Classrooms within the A. Sophie Rogers School for Early Learning are mixed-age, so a preschool room contains 3-, 4-, and 5-year-olds. At the start of the school year children were very observant of each other’s sizes and concerned some children were “too small” to be in preschool. Teachers discussed they are all different sizes; Ms. Vanessa is older than Ms. Oliva but much shorter. Children were very confused by this at first, but the more teachers talked and normalized the idea, children accepted it into their daily truth and working knowledge. These conversations continued over many weeks during varying times of the day as children noticed differences in their bodies, skin, and other features.
When a new topic or issue emerges in the room, teachers go to the library and get many books for children to explore. The books focused on diverse cultures, body types, skin tones, and family structures. Adults can help children increase their awareness and understanding of their individual and social identity and its aspects (race, ethnicity, gender, ability) by inviting them to explore their characteristics and finding the words that best describe those characteristics. While reading literature on positive racial identities, children could engage with and relate to the content. Bodies are Cool by Tyler Feder became a quick favorite with its engaging illustrations and depictions of varying body types. Children pointed out similarities with their bodies and people they knew (family members and loved ones). They practiced generalization skills when every child shared a previous experience/idea that were prompted by illustrations/situations presented in the stories. For example: “My grandma has a breathing machine; she uses it to sleep well at night” Teachers encouraged children to elaborate on these ideas and express complete sentences. When they chose words to describe themselves and people, some children gravitated to the words black, white, boy, girl. Others preferred to develop their terms to describe people and themselves, such as brown, pink, person with glasses, person with a dress. Teachers also compared ethnicities, and children realized the coexisting similarities in skin color and physical appearance compared to the differences in languages and culture; noticing that a teacher and a peer were very similar physically but came from different countries.
After looking at the book, Bodies are Cool by Tyler Feeder the class started to discuss what makes each child different. They considered skin color, hair color, eye color, shape, size, and many other ideas. They started an art exploration by looking at their hands finding a multi-Cultural crayon color or marker that matched their skin tones. They traced their hands and added details. Some children added moles and freckles or scrapes and cuts. Others requested primary colors to add painted fingernails. In the end, they had 18 unique hands. One thing discovered though, was that the markers and crayons were not exact copies of their skin tones so that lead to mixing their own paint to get the perfect color. This turned out to be harder than expected. Children used varying amounts of brown, white, black, red, yellow, and blue.

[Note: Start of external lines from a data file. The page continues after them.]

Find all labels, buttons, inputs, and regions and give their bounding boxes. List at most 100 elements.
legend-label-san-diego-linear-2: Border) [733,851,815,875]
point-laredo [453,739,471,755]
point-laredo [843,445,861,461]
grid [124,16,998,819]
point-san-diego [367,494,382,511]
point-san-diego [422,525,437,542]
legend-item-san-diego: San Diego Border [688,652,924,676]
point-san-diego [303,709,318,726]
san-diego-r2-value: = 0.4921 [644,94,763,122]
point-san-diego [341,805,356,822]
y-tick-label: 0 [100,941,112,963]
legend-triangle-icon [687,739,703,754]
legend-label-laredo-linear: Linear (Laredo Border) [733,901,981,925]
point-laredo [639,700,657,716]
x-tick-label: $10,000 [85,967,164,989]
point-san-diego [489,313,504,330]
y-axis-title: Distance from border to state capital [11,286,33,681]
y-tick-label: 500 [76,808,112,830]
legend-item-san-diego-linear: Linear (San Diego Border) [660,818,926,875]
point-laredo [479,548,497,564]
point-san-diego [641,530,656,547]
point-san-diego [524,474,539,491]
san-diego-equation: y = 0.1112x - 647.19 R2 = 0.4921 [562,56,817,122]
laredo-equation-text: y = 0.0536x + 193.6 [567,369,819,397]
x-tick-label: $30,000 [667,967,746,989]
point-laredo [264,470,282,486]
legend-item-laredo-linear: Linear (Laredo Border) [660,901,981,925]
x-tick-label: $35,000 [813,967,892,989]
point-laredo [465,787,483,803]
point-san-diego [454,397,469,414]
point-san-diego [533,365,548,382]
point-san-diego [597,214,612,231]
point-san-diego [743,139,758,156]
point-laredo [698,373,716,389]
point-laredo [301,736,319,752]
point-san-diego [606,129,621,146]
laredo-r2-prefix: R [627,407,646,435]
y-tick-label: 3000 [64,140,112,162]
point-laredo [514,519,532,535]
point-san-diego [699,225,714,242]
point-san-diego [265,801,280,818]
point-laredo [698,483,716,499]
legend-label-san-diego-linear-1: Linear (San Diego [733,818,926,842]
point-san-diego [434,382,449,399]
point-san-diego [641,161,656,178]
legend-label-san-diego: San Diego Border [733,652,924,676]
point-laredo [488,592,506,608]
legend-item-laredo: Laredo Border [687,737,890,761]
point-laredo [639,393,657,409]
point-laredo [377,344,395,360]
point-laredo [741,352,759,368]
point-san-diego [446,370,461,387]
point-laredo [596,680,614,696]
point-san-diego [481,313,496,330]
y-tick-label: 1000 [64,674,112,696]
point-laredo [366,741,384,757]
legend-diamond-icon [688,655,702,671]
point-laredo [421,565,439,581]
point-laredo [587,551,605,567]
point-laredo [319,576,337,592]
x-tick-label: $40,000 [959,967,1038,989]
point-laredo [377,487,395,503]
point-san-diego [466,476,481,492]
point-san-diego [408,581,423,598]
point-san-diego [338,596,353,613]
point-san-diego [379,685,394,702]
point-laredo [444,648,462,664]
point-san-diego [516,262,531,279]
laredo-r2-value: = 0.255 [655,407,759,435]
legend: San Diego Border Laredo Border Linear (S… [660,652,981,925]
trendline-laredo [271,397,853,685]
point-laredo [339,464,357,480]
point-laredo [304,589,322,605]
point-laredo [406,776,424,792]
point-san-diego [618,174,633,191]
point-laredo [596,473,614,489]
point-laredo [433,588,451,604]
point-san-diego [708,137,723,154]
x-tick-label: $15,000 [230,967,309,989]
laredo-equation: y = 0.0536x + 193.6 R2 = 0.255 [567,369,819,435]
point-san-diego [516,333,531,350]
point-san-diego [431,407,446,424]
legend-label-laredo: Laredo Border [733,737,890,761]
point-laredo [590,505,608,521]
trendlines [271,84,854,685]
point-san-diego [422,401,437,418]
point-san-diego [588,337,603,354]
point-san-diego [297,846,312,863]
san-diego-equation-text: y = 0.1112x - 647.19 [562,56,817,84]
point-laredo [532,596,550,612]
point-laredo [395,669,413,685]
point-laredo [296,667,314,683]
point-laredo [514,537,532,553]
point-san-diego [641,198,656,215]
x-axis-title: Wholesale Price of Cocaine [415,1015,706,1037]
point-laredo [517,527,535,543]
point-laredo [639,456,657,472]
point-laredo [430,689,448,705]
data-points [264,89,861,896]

After making individualized shades, children wanted to use the paint to create self-portraits. First, they studied appearances in mirrors before using pencil to draw out features. Next, children used photos of themselves to create an image of their face. Teachers provided the children with both pieces of art and discussed which and why they liked it and then they continued to add art mediums and create a self-portrait. After that, children outlined their pencil marks in black marker, finishing by using the custom skin tone paints. While this project was occurring in the classroom, children were also interested in Baby Yoda and were labeling diagrams of his body parts. With the extra pencil sketch of children’s self-portraits, children wanted to label parts of their faces. Teachers and children worked on adding words, either upper or lower case, depending on each child’s fine motor development like eyes, nose, and ears.
As you can imagine this project and process took weeks going into months. Children kept bringing new ideas and questions to teachers and continued to explore new conversations and topics. At the end of the project work, teachers plan to bring this all together and have children make their own body collages with their self-portraits, photos, hands and customs skin tone paint swatches. Teachers and children will discuss similarities and differences and support each child to formulate their own words to describe their own self-identify and who they feel they are.